Woodcarving & Plasterwork
Woodcarving and plasterwork were unique architectural features of the Utah Governor's Mansion. The original white oak carvings were of extraordinary quality.
They were crafted in Europe at the turn-of-the-century, most likely by German or Austrian artisans. The fire destroyed most of these carvings, with the worst damage occurring in the Grand Hall where the Christmas tree stood.
The burned carvings were sent to Agrell and Thorpe, Ltd., a Sausalito, California wood carving shop. According to master carver Ian Agrell, the replication of the Utah Governor's Mansion carvings constituted the largest wood carving project undertaken anywhere in the world in the past ten years.
Agrell and Thorpe's 12 craftspeople spent close to 20,000 hours recreating the mansion's original carvings.
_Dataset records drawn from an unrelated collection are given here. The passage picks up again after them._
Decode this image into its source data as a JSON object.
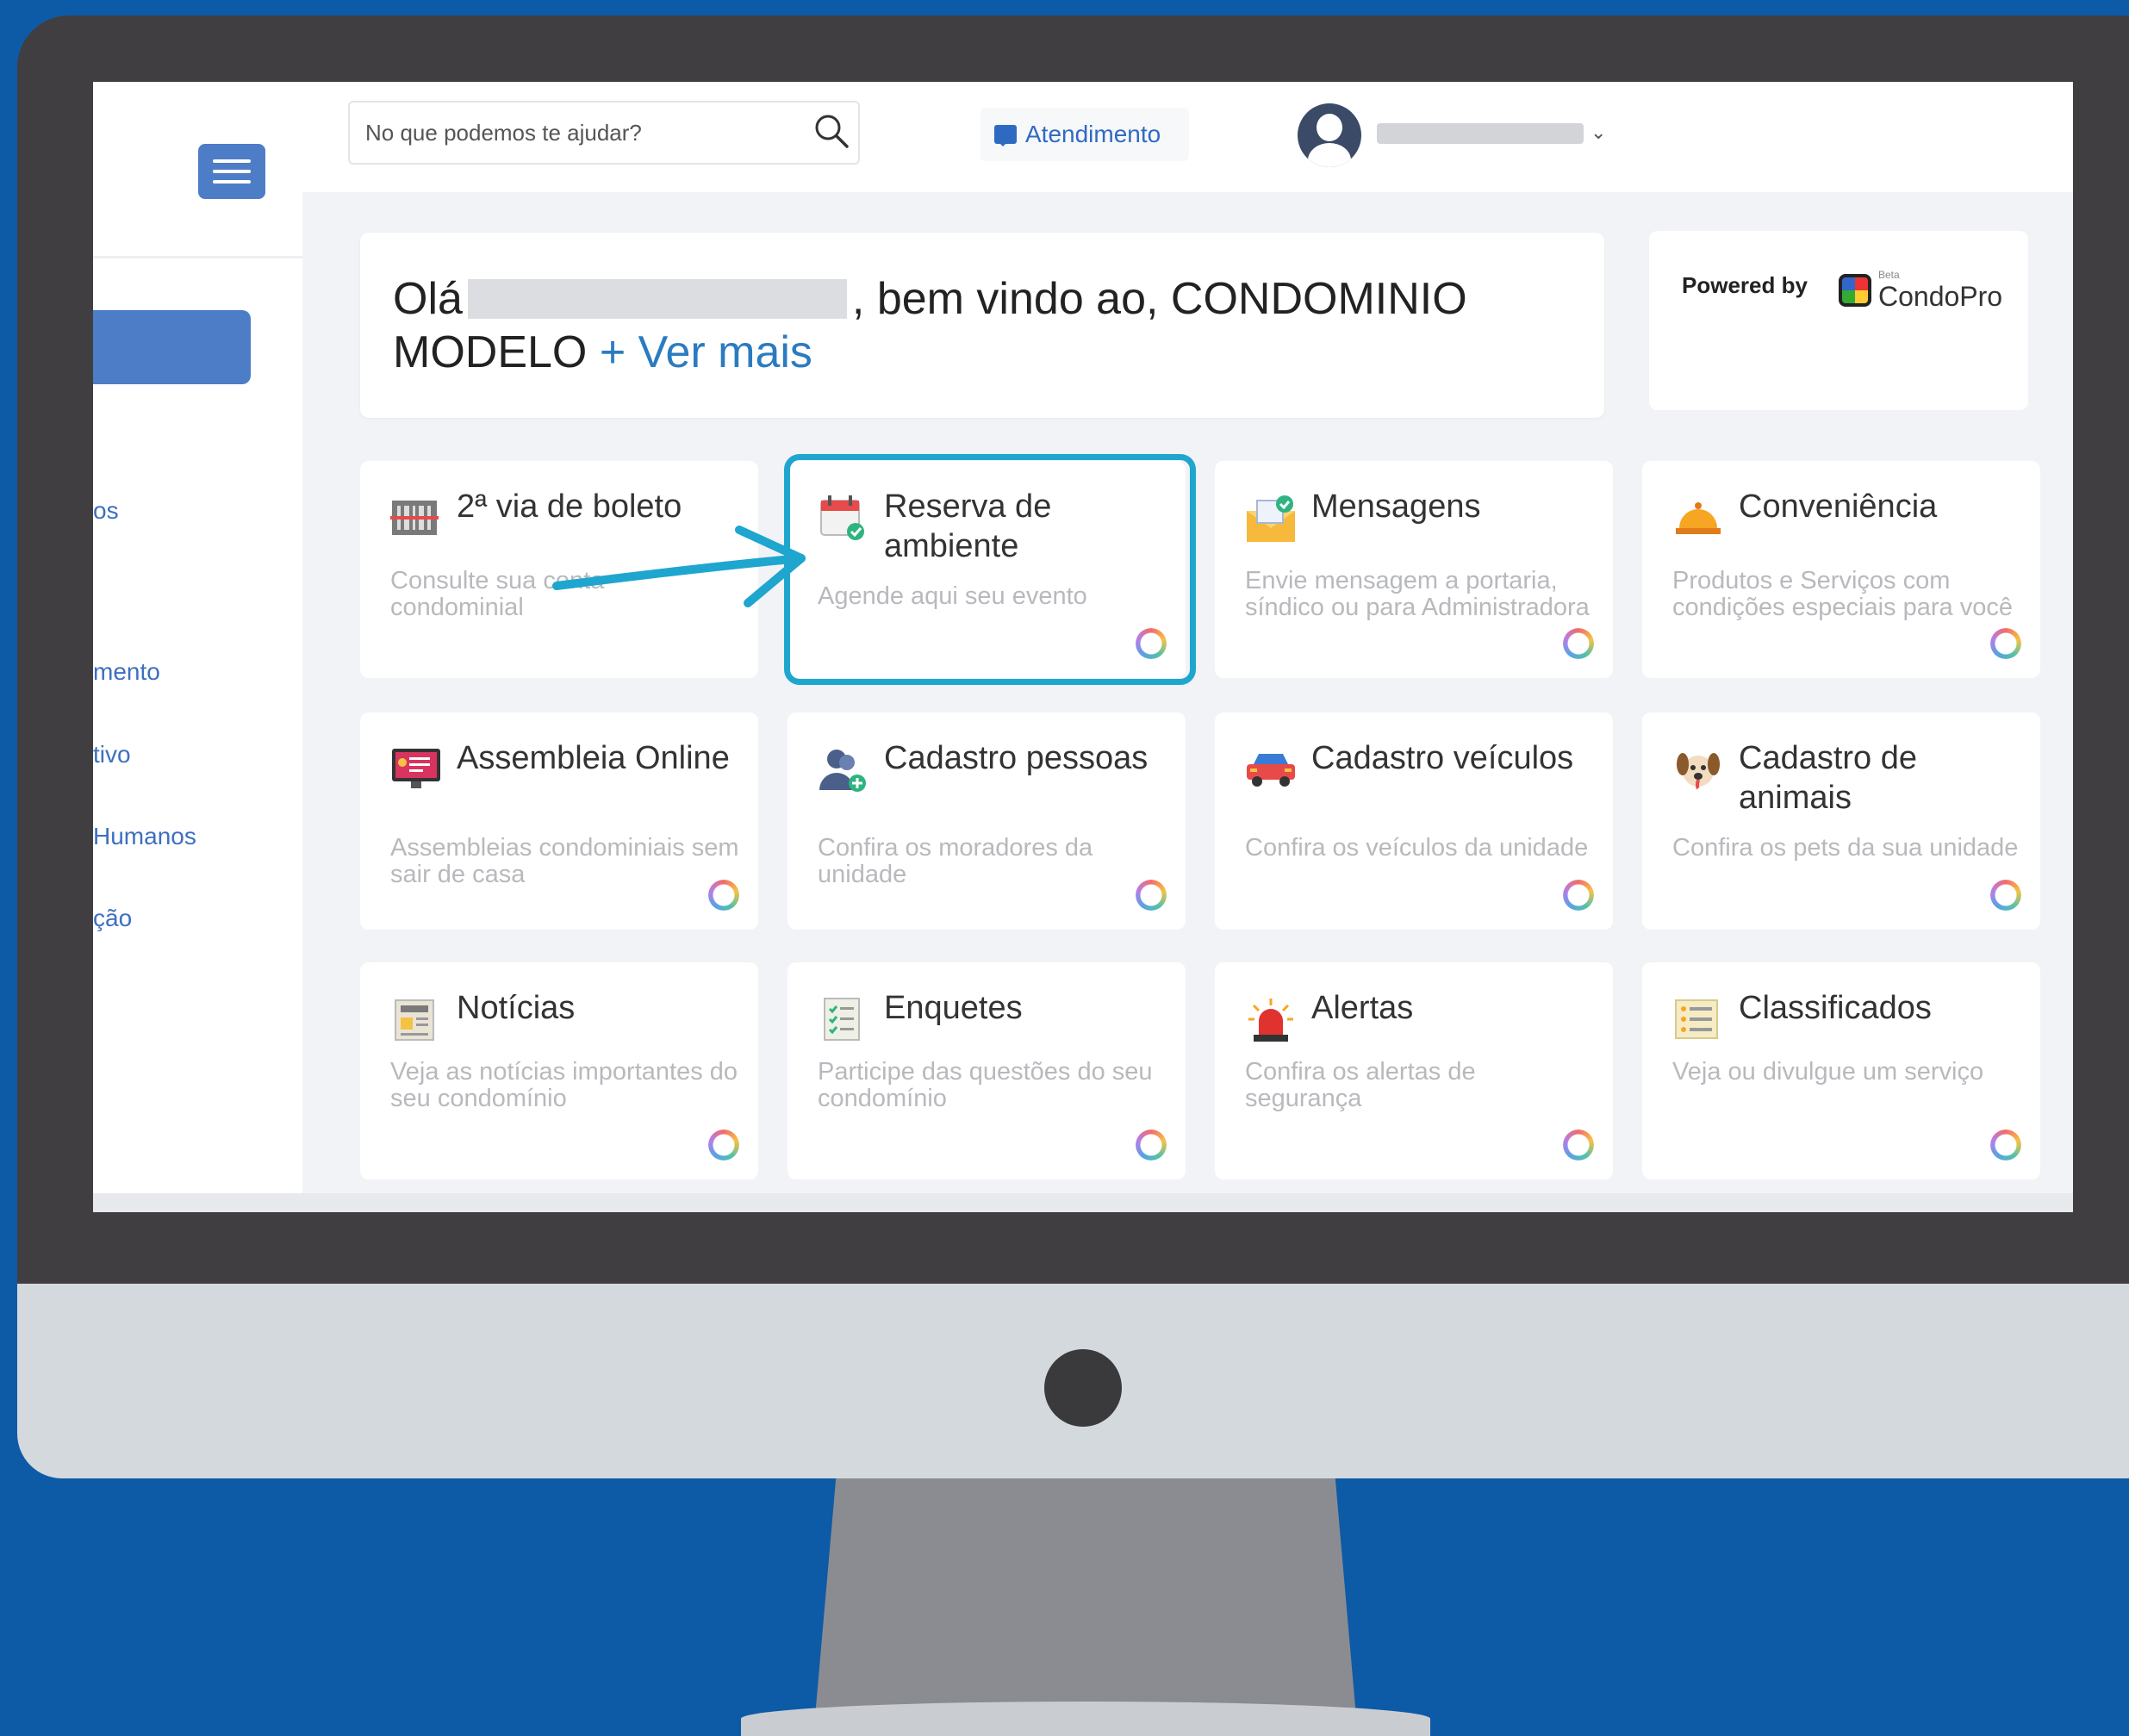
{
  "search": {
    "placeholder": "No que podemos te ajudar?"
  },
  "header": {
    "atendimento_label": "Atendimento"
  },
  "welcome": {
    "greeting": "Olá",
    "message": ", bem vindo ao, CONDOMINIO MODELO",
    "more_link": "+ Ver mais"
  },
  "powered": {
    "label": "Powered by",
    "brand_beta": "Beta",
    "brand_name": "CondoPro"
  },
  "sidebar": {
    "items": [
      {
        "label": "os"
      },
      {
        "label": "mento"
      },
      {
        "label": "tivo"
      },
      {
        "label": "Humanos"
      },
      {
        "label": "ção"
      }
    ]
  },
  "cards": [
    {
      "title": "2ª via de boleto",
      "desc": "Consulte sua conta condominial",
      "icon": "barcode-icon"
    },
    {
      "title": "Reserva de ambiente",
      "desc": "Agende aqui seu evento",
      "icon": "calendar-check-icon"
    },
    {
      "title": "Mensagens",
      "desc": "Envie mensagem a portaria, síndico ou para Administradora",
      "icon": "envelope-icon"
    },
    {
      "title": "Conveniência",
      "desc": "Produtos e Serviços com condições especiais para você",
      "icon": "service-bell-icon"
    },
    {
      "title": "Assembleia Online",
      "desc": "Assembleias condominiais sem sair de casa",
      "icon": "monitor-icon"
    },
    {
      "title": "Cadastro pessoas",
      "desc": "Confira os moradores da unidade",
      "icon": "people-add-icon"
    },
    {
      "title": "Cadastro veículos",
      "desc": "Confira os veículos da unidade",
      "icon": "car-icon"
    },
    {
      "title": "Cadastro de animais",
      "desc": "Confira os pets da sua unidade",
      "icon": "dog-icon"
    },
    {
      "title": "Notícias",
      "desc": "Veja as notícias importantes do seu condomínio",
      "icon": "newspaper-icon"
    },
    {
      "title": "Enquetes",
      "desc": "Participe das questões do seu condomínio",
      "icon": "checklist-icon"
    },
    {
      "title": "Alertas",
      "desc": "Confira os alertas de segurança",
      "icon": "siren-icon"
    },
    {
      "title": "Classificados",
      "desc": "Veja ou divulgue um serviço",
      "icon": "list-icon"
    }
  ],
  "colors": {
    "background": "#0d5aa7",
    "accent": "#4d7dc6",
    "highlight": "#1ea6cf",
    "link": "#2b7bc0"
  }
}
Early on they discovered that modern tools could not improve on designs devised 100 years ago. They carefully examined the burned pieces, then copied the construction of each original carving exactly. The new carvings are nearly indistinguishable from the old. The firm also replicated stone carvings on columns on the upstairs south porch.
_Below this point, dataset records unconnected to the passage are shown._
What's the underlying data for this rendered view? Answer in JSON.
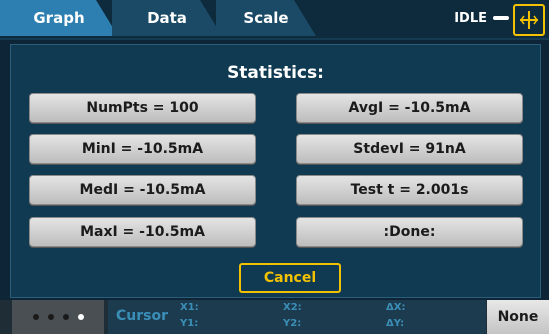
{
  "tabs": [
    {
      "label": "Graph"
    },
    {
      "label": "Data"
    },
    {
      "label": "Scale"
    }
  ],
  "status": {
    "text": "IDLE"
  },
  "dialog": {
    "title": "Statistics:",
    "buttons": [
      {
        "label": "NumPts = 100"
      },
      {
        "label": "AvgI = -10.5mA"
      },
      {
        "label": "MinI = -10.5mA"
      },
      {
        "label": "StdevI = 91nA"
      },
      {
        "label": "MedI = -10.5mA"
      },
      {
        "label": "Test t = 2.001s"
      },
      {
        "label": "MaxI = -10.5mA"
      },
      {
        "label": ":Done:"
      }
    ],
    "cancel_label": "Cancel"
  },
  "bottombar": {
    "cursor_label": "Cursor",
    "x1": "X1:",
    "y1": "Y1:",
    "x2": "X2:",
    "y2": "Y2:",
    "dx": "ΔX:",
    "dy": "ΔY:",
    "none_label": "None"
  },
  "colors": {
    "accent": "#f2c200",
    "active_tab": "#2c7fb0",
    "panel": "#0f3a52"
  }
}
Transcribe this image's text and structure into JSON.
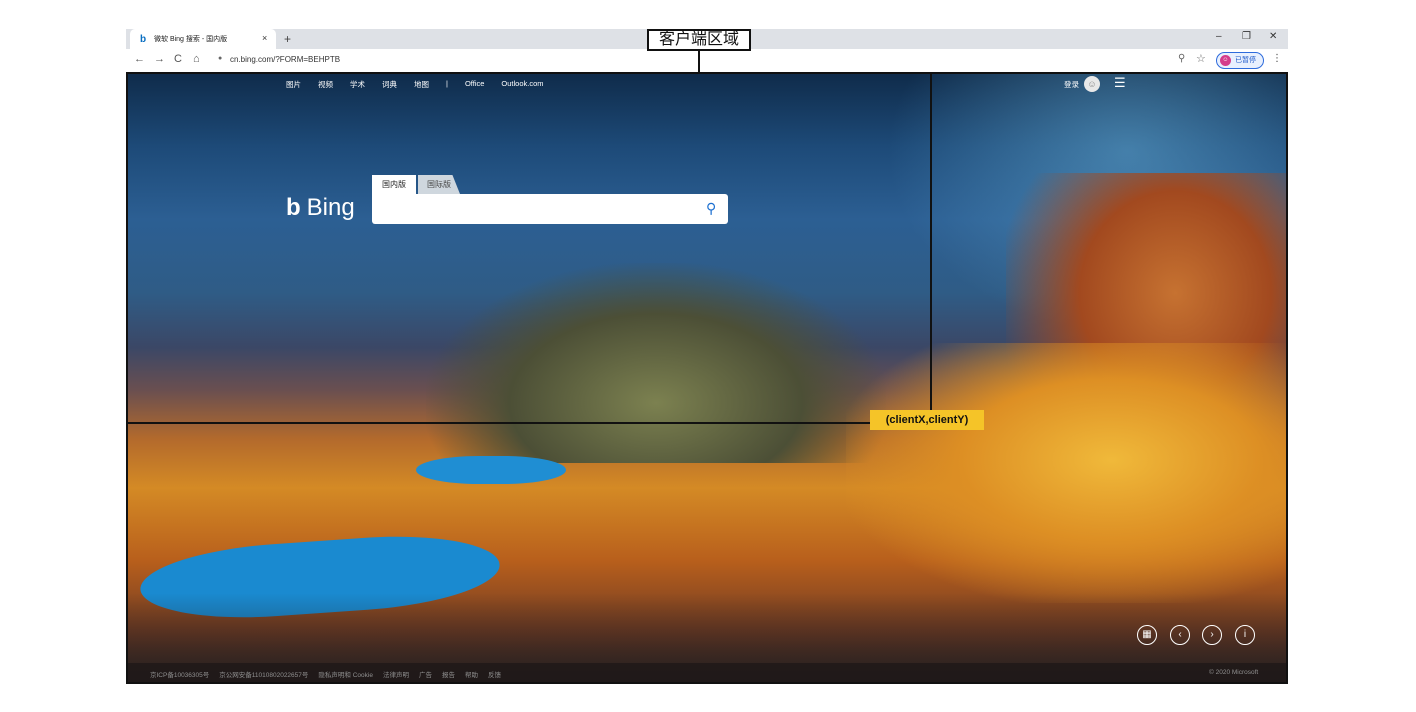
{
  "browser": {
    "tab_title": "微软 Bing 搜索 - 国内版",
    "tab_favicon": "b",
    "close_tab": "×",
    "new_tab": "+",
    "window_controls": [
      "–",
      "❐",
      "✕"
    ],
    "nav": {
      "back": "←",
      "forward": "→",
      "reload": "C",
      "home": "⌂"
    },
    "url": "cn.bing.com/?FORM=BEHPTB",
    "profile_label": "已暂停",
    "icons": [
      "lock-icon",
      "zoom-icon",
      "star-icon",
      "menu-dots-icon"
    ]
  },
  "bing": {
    "topnav": [
      "图片",
      "视频",
      "学术",
      "词典",
      "地图",
      "|",
      "Office",
      "Outlook.com"
    ],
    "signin": "登录",
    "logo_text": "Bing",
    "logo_mark": "b",
    "scope_tabs": [
      "国内版",
      "国际版"
    ],
    "search_placeholder": "",
    "carousel_buttons": [
      "▦",
      "‹",
      "›",
      "i"
    ],
    "footer_links": [
      "京ICP备10036305号",
      "京公网安备11010802022657号",
      "隐私声明和 Cookie",
      "法律声明",
      "广告",
      "报告",
      "帮助",
      "反馈"
    ],
    "copyright": "© 2020 Microsoft"
  },
  "annotation": {
    "client_area_label": "客户端区域",
    "coordinate_label": "(clientX,clientY)",
    "colors": {
      "label_bg": "#f5c428",
      "line": "#111111"
    }
  }
}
As part of the mansion restoration, all interior surfaces had to be removed in order to clean soot and repair smoke damage. The unique ceiling plasterwork, however, was cleaned in place since it was determined that it could not be replicated. The exception was in the parlor where new plaster ceiling details had to be recreated based on historic photographs by Dick Cook and others working with Berger, Inc., of Salt Lake City.
All of the interior walls had to be removed and rebuilt using the same metal lath and plaster techniques of the early 1900s.